Getting dressed involves an automated device that cuts and stitches a new outfit every morning, indexed to your personal style and body type. The fabric is made from laser-hardened strands of a light-sensitive liquid polymer that’s recycled nightly for daily reuse. For breakfast, a similar system outputs whatever meal you feel like from a nutrient gel mixed with color, flavor, and texture protocols. And if that sounds gross to you, in practice it’s indistinguishable from what you think of as real food, except that it’s uniquely gauged to your tongue’s sensory receptors so it tastes and feels ideal every time. You know that sinking feeling you get when you cut into an avocado, only to find that it’s either hard and underripe or brown and bruised under its skin? Well, I didn’t know that could even happen until I came here. Every avocado I ever ate was perfect.

It’s weird to be nostalgic for experiences that both did and didn’t exist. Like waking up every morning completely refreshed. Something I didn’t even realize I could take for granted because it was simply the way things were. But that’s the point, of course—the way things were . . . never was.

What I’m not nostalgic for is that every morning when I woke up and got dressed and ate breakfast in this glittering technological utopia, I was alone.





3


On July 11, 1965, Lionel Goettreider invented the future.

Obviously you’ve never heard of him. But where I come from, Lionel Goettreider is the most famous, beloved, and respected human on the planet. Every city has dozens of things named after him: streets, buildings, parks, whatever. Every kid knows how to spell his name using the catchy mnemonic tune that goes G-O-E-T-T-R-E-I-D-E-R.

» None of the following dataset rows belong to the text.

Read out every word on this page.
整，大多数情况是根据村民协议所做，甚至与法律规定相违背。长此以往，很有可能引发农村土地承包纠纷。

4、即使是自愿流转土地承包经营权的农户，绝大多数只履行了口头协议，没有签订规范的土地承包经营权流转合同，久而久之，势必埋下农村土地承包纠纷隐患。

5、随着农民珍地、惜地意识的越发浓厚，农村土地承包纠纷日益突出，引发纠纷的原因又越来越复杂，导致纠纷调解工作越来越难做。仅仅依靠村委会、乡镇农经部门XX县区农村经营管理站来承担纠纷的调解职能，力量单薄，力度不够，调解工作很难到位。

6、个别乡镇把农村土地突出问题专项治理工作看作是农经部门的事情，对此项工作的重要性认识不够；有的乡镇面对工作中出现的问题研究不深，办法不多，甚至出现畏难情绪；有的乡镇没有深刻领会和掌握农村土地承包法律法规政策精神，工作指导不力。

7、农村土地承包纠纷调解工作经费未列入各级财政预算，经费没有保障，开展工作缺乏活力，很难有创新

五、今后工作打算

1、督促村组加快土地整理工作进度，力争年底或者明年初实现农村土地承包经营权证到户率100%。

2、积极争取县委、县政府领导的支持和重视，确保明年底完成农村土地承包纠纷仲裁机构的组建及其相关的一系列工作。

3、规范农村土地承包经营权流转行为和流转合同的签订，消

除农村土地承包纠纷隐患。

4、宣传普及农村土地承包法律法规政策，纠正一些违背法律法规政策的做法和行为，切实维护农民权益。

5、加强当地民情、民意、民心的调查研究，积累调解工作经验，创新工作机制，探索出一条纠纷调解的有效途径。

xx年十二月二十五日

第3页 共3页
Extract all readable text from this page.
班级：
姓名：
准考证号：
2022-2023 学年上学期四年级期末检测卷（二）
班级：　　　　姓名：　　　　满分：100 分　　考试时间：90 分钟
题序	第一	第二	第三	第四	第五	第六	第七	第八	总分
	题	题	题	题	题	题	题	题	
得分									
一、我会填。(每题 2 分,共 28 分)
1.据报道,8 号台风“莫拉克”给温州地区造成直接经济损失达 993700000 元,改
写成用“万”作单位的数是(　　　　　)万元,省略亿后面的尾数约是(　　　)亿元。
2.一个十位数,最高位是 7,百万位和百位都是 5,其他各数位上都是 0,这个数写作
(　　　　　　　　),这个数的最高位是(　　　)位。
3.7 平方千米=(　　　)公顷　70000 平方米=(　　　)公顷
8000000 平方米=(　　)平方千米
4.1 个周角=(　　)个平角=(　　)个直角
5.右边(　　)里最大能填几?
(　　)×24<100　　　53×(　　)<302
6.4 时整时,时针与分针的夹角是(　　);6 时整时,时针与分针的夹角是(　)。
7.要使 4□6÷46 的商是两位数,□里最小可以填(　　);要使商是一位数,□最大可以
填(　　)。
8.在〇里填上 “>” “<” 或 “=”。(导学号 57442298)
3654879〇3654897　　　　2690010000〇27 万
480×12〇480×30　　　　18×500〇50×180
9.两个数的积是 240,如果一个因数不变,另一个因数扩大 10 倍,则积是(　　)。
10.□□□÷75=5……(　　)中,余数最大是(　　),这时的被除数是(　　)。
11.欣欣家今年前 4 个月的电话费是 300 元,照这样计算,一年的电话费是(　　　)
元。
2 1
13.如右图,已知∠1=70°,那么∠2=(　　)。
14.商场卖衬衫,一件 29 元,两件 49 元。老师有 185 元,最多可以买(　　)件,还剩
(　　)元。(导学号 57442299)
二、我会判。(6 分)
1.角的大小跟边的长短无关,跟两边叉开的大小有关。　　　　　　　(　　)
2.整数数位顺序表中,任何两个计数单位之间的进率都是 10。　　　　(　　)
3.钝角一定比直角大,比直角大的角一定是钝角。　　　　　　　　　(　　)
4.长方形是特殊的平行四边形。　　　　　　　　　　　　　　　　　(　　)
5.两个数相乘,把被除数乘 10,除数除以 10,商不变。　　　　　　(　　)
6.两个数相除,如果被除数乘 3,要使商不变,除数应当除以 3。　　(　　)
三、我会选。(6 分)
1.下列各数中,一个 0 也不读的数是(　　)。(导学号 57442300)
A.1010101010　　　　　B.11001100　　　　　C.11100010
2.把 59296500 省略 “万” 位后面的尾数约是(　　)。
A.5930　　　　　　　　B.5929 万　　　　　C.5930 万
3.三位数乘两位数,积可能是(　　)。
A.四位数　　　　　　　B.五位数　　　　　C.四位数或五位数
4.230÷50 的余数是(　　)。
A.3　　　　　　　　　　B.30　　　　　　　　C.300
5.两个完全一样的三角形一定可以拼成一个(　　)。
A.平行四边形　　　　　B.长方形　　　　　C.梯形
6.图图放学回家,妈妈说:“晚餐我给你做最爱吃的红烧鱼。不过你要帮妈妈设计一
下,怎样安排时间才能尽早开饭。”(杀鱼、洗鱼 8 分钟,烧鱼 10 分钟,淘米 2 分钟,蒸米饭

You have no idea what I’m talking about. But if you were from where I’m from, it’d be as familiar to you as A-B-C.

Fifty-one years ago, Lionel Goettreider invented a revolutionary way to generate unlimited, robust, absolutely clean energy. His device came to be called the Goettreider Engine. July 11, 1965, was the day he turned it on for the very first time. It made everything possible.

Imagine that the last five decades happened with no restrictions on energy. No need to dig deeper and deeper into the ground and make the skies dirtier and dirtier. Nuclear became unnecessarily tempestuous. Coal and oil pointlessly murky. Solar and wind and even hydropower became quaint low-fidelity alternatives that nobody bothered with unless they were peculiarly determined to live off the main grid.

So, how did the Goettreider Engine work?

How does electricity work? How does a microwave oven work? How does your cell phone or television or remote control work? Do you actually understand on, like, a concrete technical level? If those technologies disappeared, could you reconceive, redesign, and rebuild them from scratch? And, if not, why not? You only use these things pretty much every single day.

But of course you don’t know. Because unless your job’s in a related field you don’t need to know. They just work, effortlessly, as they were intended to.

Where I come from, that’s how it is with the Goettreider Engine. It was important enough to make Goettreider as recognizable a name as Einstein or Newton or Darwin. But how it functioned, like, technically? I really couldn’t tell you.